O Governo da Guiné Equatorial anunciou hoje que vai dispensar as companhias petrolíferas que operam no país de pagar os honorários pelos serviços do Governo durante três meses, como medida de apoio perante a pandemia de Covid-19.

Guiné Equatorial isenta petrolíferas de três meses de pagamentos
Notícias ao Minuto

15:57 - 23/03/20 por Lusa

Economia Covid-19

"O Ministro das Minas e Hidrocarbonetos da República da Guiné Equatorial decidiu prescindir dos seus honorários por serviços prestados às companhias a operar no país", lê-se num comunicado de imprensa hoje difundido em Malabo.

De acordo com o texto, "esta é a primeira medida a ser tomada para apoiar as companhias de serviços de petróleo e gás na Guiné Equatorial, no seguimento da queda dos preços do petróleo e da pandemia de covid-19".

O Governo "tomou esta medida por unanimidade, prescindindo dos seus pagamentos durante três meses", vincou o ministro do setor, Gabriel Lima, acrescentando: "Reconhecemos que o setor do petróleo continua a ser o maior empregador privado no país e queremos às nossas companhias locais os meios para aguentarem a tempestade e evitarem quaisquer perdas de emprego".

Para o Governo deste país lusófono, apesar de forças do mercado deverem determinar o futuro, "o Governo tem um papel a cumprir nos estímulos ao mercado e na criação de um ambiente empresarial para estas companhias continuarem robustas, continuarem a investir a e a criar oportunidades para os cidadãos".

As companhias internacionais terão de continuar a cumprir com as leis de contudo local e "têm também de contnuar a trabalhar com a indústria local de serviços na adaptação à nova dinâmica do mercado", lê-se ainda no comunicado, que dá conta também de um conjunto de medidas de âmbito de saúde.

"O laboratório do Projeto de Eliminação da Malária na Ilha de Bioco vai ser melhorado com a compra de 1,2 milhões de kits de laboratório para deteção do novo coronavírus para que o Ministério da Saúde possa lidar de forma eficaz com quaisquer eventuais futuros casos e estar preparado para qualquer cenário", lê-se ainda no comunicado.

O novo coronavírus, responsável pela pandemia da covid-19, já infetou mais de 324 mil pessoas em todo o mundo, das quais mais de 14.300 morreram.

Depois de surgir na China, em dezembro, o surto espalhou-se por todo o mundo, o que levou a Organização Mundial da Saúde (OMS) a declarar uma situação de pandemia.

O continente europeu é aquele onde está a surgir atualmente o maior número de casos, com a Itália a ser o país do mundo com maior número de vítimas mortais, com 5.476 mortos em 59.138 casos.
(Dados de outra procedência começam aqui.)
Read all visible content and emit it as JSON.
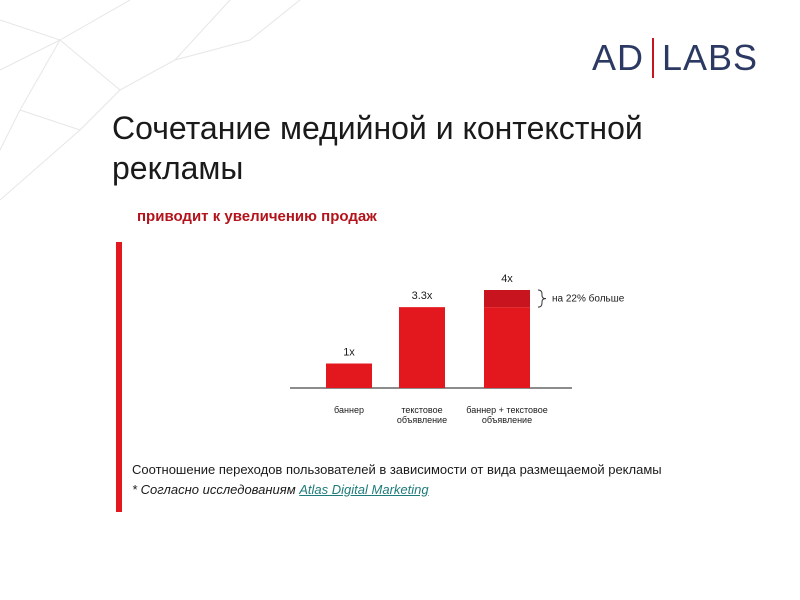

Segundo as autoridades italianas, 7.024 dos infetados já estão curados.

A China, sem contar com os territórios de Hong Kong e Macau, onde a epidemia surgiu no final de dezembro, conta com um total de 81.054 casos, tendo sido registados 3.261 mortes.
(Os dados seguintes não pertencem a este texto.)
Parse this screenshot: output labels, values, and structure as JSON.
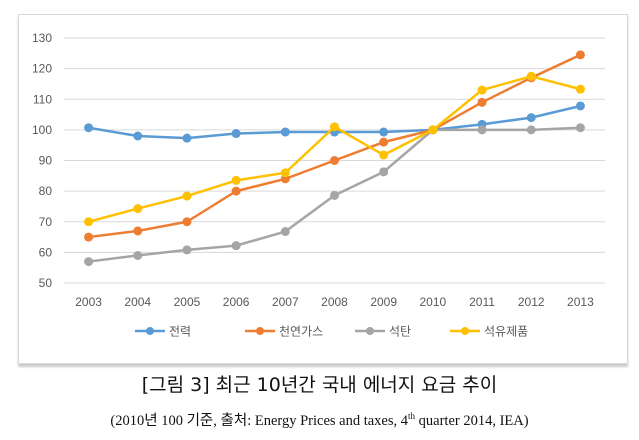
{
  "chart_data": {
    "type": "line",
    "title": "",
    "xlabel": "",
    "ylabel": "",
    "x": [
      "2003",
      "2004",
      "2005",
      "2006",
      "2007",
      "2008",
      "2009",
      "2010",
      "2011",
      "2012",
      "2013"
    ],
    "ylim": [
      50,
      130
    ],
    "yticks": [
      50,
      60,
      70,
      80,
      90,
      100,
      110,
      120,
      130
    ],
    "grid": true,
    "legend": "bottom",
    "series": [
      {
        "name": "전력",
        "color": "#5b9bd5",
        "values": [
          100.7,
          98,
          97.3,
          98.8,
          99.3,
          99.3,
          99.3,
          100,
          101.8,
          104,
          107.8
        ]
      },
      {
        "name": "천연가스",
        "color": "#ed7d31",
        "values": [
          65,
          67,
          70,
          80,
          84,
          90,
          96,
          100,
          109,
          117,
          124.5
        ]
      },
      {
        "name": "석탄",
        "color": "#a5a5a5",
        "values": [
          57,
          59,
          60.8,
          62.2,
          66.8,
          78.6,
          86.3,
          100,
          100,
          100,
          100.7
        ]
      },
      {
        "name": "석유제품",
        "color": "#ffc000",
        "values": [
          70,
          74.3,
          78.4,
          83.5,
          86,
          101,
          91.8,
          100,
          113,
          117.5,
          113.3
        ]
      }
    ]
  },
  "caption": {
    "title": "[그림 3]  최근 10년간 국내 에너지 요금 추이",
    "source_prefix": "(2010년 100 기준, 출처: Energy Prices and taxes, 4",
    "source_sup": "th",
    "source_suffix": " quarter 2014, IEA)"
  }
}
Os países mais afetados a seguir à Itália e à China são a Espanha, com 1.720 mortos em 28.572 infeções, o Irão, com 1.685 mortes num total de 22.638 casos, a França, com 674 mortes (16.018 casos), e os Estados Unidos, com 390 mortes (31.057 casos).

Vários países adotaram medidas excecionais, incluindo o regime de quarentena e o encerramento de fronteiras.
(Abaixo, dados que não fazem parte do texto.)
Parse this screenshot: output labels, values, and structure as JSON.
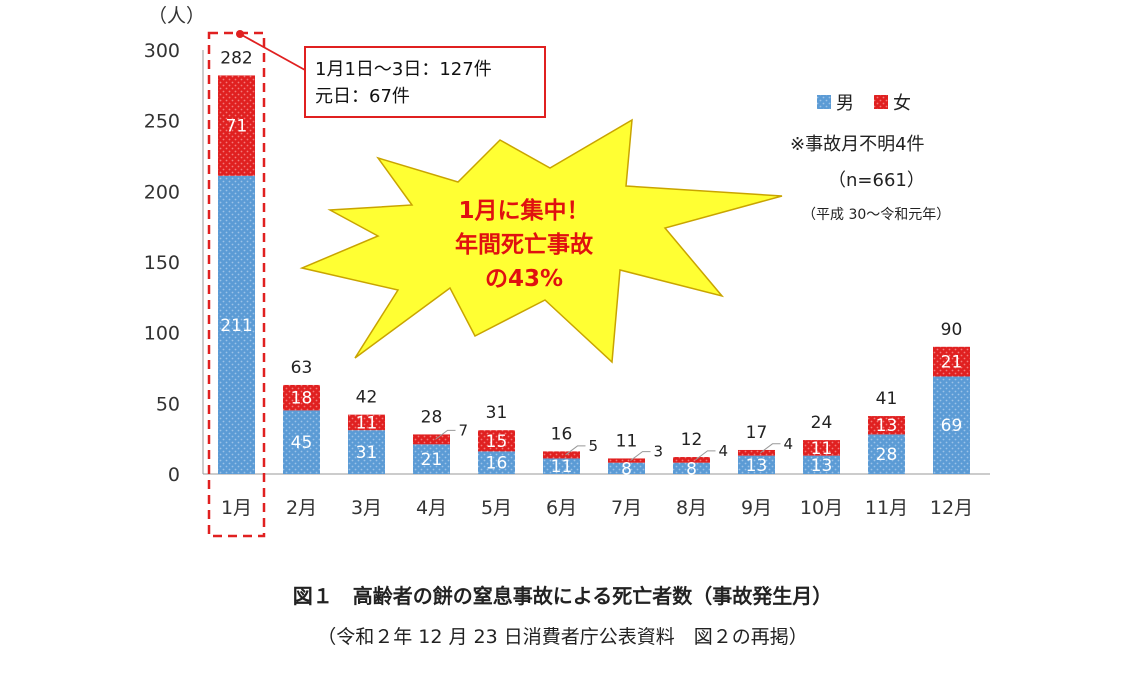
{
  "chart_data": {
    "type": "bar",
    "stacked": true,
    "ylabel": "（人）",
    "ylim": [
      0,
      300
    ],
    "yticks": [
      0,
      50,
      100,
      150,
      200,
      250,
      300
    ],
    "categories": [
      "1月",
      "2月",
      "3月",
      "4月",
      "5月",
      "6月",
      "7月",
      "8月",
      "9月",
      "10月",
      "11月",
      "12月"
    ],
    "series": [
      {
        "name": "男",
        "color": "#5b9bd5",
        "values": [
          211,
          45,
          31,
          21,
          16,
          11,
          8,
          8,
          13,
          13,
          28,
          69
        ]
      },
      {
        "name": "女",
        "color": "#e02020",
        "values": [
          71,
          18,
          11,
          7,
          15,
          5,
          3,
          4,
          4,
          11,
          13,
          21
        ]
      }
    ],
    "totals": [
      282,
      63,
      42,
      28,
      31,
      16,
      11,
      12,
      17,
      24,
      41,
      90
    ],
    "legend_position": "top-right",
    "grid": false,
    "annotations": {
      "callout_line1": "1月1日～3日：127件",
      "callout_line2": "元日：67件",
      "burst_line1": "1月に集中！",
      "burst_line2": "年間死亡事故",
      "burst_line3": "の43%",
      "note_unknown": "※事故月不明4件",
      "note_n": "（n=661）",
      "note_period": "（平成 30～令和元年）"
    }
  },
  "caption": {
    "line1": "図１　高齢者の餅の窒息事故による死亡者数（事故発生月）",
    "line2": "（令和２年 12 月 23 日消費者庁公表資料　図２の再掲）"
  }
}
De acordo com o portal Worldometer, que compila quase em tempo real a informação da Organização Mundial de Saúde (OMS), dos Centros de Controlo e Prevenção de Doenças de fontes oficiais dos países, de publicações científicas e de órgãos de informação, há registos de mortes pela covid-19 em 12 países africanos: Egito, Argélia, Marrocos, Tunísia, Burkina Faso, Gabão, Sudão, Maurícias, Gana e República Democrática do Congo (RDCongo), além da Nigéria e Gâmbia, que anunciaram hoje as primeiras mortes.